Ein Beitrag der EuRegio zur Förderung der Mehrsprachigkeit

Die Förderung der Mehrsprachigkeit ist seit vielen Jahren Schwerpunkt der verschiedenen Gremien der Großregion. Auch wenn der Stellenwert des Englischen in vielen Wirtschaftssektoren nicht mehr nachgewiesen werden soll, bleibt das Erlernen der Nachbarsprache in einer Grenzregion ein Motor für ihre Entwicklung.

Die Großregion befindet sich in vier Ländern mit drei Sprachen. Sie ist die europäische Region, in der die Mobilität der Arbeitnehmer eine der höchsten in Europa ist. Das Sprachenlernen ist daher ein Schlüsselelement, das diesen (relativen) integrierten Arbeitsmarkt ermöglicht und diese Mobilität fördert.

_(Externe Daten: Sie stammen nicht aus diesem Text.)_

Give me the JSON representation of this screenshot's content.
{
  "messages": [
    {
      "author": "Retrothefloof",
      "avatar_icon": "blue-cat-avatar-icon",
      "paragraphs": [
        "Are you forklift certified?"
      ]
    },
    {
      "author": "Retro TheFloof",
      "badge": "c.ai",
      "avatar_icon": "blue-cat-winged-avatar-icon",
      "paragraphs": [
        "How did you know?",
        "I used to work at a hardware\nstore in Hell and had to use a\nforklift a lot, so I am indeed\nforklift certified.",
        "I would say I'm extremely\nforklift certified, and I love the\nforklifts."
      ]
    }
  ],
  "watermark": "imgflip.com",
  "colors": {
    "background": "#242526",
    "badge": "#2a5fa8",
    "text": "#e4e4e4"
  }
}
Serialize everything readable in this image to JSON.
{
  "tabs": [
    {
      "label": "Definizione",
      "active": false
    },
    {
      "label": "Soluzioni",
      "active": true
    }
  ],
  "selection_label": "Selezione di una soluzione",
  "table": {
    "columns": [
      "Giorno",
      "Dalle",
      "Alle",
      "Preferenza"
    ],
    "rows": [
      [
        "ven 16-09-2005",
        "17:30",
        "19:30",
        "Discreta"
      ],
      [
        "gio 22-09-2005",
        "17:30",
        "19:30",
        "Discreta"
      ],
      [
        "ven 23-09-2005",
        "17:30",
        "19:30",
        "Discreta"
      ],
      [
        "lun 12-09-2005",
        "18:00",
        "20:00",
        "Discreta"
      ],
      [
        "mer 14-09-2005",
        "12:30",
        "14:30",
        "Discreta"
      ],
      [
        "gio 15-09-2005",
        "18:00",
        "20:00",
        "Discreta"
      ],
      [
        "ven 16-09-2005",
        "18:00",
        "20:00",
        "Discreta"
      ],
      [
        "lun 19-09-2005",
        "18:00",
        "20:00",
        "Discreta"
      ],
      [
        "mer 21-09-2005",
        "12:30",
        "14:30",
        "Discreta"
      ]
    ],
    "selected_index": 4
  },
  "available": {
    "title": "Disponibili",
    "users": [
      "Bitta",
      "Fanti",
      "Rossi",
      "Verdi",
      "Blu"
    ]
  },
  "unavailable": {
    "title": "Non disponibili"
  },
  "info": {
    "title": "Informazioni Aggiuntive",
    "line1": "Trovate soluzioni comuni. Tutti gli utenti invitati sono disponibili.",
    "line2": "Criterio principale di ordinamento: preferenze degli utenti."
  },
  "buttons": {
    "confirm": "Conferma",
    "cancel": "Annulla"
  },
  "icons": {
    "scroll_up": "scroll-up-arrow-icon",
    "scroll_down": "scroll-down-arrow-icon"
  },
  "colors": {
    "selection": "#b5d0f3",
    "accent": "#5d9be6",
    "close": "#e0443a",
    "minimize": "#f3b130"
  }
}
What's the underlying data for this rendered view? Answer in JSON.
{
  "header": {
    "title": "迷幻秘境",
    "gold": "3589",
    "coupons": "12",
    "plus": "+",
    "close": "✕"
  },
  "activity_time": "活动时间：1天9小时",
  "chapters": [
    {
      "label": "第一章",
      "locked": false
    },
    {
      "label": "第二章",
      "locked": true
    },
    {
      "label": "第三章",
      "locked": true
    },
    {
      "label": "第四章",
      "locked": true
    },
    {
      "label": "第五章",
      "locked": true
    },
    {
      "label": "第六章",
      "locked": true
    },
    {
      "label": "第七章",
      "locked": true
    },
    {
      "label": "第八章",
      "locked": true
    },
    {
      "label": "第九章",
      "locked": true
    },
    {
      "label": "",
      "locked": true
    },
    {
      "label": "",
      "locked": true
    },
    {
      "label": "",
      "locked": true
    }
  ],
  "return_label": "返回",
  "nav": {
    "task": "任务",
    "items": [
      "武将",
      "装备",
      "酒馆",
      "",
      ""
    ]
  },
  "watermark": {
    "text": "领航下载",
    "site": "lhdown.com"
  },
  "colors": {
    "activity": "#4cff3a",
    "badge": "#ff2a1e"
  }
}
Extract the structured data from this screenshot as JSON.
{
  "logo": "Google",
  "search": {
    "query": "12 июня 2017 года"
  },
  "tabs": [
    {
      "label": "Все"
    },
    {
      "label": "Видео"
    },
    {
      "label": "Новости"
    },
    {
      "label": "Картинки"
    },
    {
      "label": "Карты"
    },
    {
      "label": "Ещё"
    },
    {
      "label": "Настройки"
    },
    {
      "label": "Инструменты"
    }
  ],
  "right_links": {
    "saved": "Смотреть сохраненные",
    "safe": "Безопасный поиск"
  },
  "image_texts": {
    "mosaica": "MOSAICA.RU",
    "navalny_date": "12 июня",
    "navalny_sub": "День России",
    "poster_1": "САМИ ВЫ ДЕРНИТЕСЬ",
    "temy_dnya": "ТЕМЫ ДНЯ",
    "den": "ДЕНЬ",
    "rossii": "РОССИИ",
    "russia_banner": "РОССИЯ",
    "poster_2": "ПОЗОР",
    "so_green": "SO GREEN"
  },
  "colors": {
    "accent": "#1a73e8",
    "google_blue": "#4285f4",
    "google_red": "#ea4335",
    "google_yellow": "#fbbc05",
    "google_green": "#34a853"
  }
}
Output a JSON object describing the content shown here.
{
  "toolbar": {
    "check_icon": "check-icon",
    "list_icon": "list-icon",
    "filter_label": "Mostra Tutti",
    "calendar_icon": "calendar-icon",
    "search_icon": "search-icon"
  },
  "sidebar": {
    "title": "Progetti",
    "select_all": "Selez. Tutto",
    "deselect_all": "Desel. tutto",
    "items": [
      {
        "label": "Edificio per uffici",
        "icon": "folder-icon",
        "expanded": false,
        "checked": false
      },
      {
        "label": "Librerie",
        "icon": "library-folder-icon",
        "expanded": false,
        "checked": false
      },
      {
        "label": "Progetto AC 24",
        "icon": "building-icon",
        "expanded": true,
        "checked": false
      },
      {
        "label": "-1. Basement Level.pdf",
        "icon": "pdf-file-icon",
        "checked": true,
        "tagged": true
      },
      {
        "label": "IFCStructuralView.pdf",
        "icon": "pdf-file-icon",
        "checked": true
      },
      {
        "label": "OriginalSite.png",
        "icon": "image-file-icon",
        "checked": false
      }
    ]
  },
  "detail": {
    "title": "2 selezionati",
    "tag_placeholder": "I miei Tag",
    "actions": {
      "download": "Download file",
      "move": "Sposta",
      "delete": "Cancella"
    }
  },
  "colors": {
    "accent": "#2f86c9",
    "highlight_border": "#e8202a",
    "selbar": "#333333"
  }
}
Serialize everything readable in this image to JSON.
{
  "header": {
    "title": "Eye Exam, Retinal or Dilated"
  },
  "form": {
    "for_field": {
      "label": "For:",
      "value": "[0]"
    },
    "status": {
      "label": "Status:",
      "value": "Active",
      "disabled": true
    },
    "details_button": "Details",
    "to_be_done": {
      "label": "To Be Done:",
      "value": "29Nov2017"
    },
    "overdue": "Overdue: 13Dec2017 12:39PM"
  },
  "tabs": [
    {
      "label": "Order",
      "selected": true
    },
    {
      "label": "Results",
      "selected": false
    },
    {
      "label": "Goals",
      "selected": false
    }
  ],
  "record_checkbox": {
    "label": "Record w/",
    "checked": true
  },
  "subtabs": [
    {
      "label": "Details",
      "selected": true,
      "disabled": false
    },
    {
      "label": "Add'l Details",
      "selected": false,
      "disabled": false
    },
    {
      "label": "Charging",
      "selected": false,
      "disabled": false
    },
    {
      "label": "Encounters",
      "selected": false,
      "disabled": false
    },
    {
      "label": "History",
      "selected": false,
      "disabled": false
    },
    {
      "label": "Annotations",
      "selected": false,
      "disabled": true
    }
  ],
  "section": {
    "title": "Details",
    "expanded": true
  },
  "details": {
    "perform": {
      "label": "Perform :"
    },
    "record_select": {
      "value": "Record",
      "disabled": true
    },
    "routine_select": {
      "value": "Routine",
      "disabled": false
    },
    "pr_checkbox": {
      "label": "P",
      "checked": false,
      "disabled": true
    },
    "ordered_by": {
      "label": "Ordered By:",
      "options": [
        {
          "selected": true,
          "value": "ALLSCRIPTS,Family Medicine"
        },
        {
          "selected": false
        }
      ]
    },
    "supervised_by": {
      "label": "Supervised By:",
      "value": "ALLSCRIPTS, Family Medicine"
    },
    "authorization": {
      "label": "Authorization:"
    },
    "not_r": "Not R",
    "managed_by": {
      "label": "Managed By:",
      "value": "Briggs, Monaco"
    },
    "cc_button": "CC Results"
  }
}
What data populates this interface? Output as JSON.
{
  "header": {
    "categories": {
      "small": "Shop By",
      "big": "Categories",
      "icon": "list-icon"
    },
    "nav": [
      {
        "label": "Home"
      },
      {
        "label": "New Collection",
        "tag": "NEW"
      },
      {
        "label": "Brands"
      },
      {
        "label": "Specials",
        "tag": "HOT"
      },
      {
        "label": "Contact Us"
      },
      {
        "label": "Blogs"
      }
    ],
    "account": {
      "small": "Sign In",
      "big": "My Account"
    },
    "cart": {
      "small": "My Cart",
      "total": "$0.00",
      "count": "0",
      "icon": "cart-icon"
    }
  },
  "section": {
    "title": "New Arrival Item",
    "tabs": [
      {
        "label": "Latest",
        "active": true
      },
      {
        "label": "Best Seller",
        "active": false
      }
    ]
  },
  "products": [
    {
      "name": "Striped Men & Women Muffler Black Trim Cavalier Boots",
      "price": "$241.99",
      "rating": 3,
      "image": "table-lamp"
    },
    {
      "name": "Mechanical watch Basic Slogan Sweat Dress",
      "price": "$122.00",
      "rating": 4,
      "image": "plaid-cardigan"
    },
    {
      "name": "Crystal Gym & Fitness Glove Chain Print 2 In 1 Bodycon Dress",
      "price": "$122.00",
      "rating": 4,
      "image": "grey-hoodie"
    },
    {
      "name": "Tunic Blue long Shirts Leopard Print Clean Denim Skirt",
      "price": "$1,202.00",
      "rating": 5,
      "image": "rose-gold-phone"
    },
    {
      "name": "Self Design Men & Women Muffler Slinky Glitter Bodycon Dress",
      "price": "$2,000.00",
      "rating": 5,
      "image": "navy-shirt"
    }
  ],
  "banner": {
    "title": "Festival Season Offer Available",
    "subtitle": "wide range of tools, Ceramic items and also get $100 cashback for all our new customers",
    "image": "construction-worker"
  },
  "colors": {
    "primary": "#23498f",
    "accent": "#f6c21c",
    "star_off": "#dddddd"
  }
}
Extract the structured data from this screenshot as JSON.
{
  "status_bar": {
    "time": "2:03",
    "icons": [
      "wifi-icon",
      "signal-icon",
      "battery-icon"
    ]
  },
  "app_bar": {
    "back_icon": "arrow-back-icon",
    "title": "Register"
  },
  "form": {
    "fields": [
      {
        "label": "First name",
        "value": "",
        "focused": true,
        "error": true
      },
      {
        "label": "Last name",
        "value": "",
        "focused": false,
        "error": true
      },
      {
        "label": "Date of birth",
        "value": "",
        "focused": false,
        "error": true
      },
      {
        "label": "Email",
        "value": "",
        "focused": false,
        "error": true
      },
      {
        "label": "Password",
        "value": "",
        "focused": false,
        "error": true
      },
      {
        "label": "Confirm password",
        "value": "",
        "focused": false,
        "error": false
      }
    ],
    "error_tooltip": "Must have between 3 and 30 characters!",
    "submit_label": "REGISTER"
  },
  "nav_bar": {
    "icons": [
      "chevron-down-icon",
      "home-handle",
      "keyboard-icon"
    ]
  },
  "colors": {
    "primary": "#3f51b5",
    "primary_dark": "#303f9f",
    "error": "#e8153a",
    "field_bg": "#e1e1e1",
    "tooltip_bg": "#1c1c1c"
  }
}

Neben dem Zugang zum Arbeitsmarkt allein ist das Verständnis der Sprache des Nachbarn eine Brücke zwischen den Bevölkerungen. Unsere Region befindet sich an der Schnittstelle zwischen lateinischer und deutschsprachiger Kultur, was sich in unserem administrativen, politischen, rechtlichen, kulturellen oder wirtschaftlichen Funktionieren widerspiegelt. Das Erlernen der Sprache des Nachbarn ermöglicht auch, sich gegenseitig kennenzulernen, zu verstehen, sich zu treffen und zusammenzuarbeiten. In dieser Zeit des wachsenden Populismus in allen unseren Ländern, der oft Ausdruck von Angst vor anderen und Rückzug auf sich selbst ist, ist das Erlernen von Sprachen ein Vektor des Zusammenhalts.

Das Erlernen von Sprachen muss so früh wie möglich beginnen. Beim Erlernen der Nachbarsprache war das Niveau der Grundschulen oft weniger vertreten als die anderen Bildungsstufen und es gibt daher viel Potenzial. Darüber hinaus besteht eine enge Verbindung zwischen Städten und Gemeinden und ihren Grundschulen. Auch wenn die Gemeinden keine Bildungszuständigkeiten haben, sind sie logistisch zuständig und über die von ihnen entwickelten Projekten gut informiert.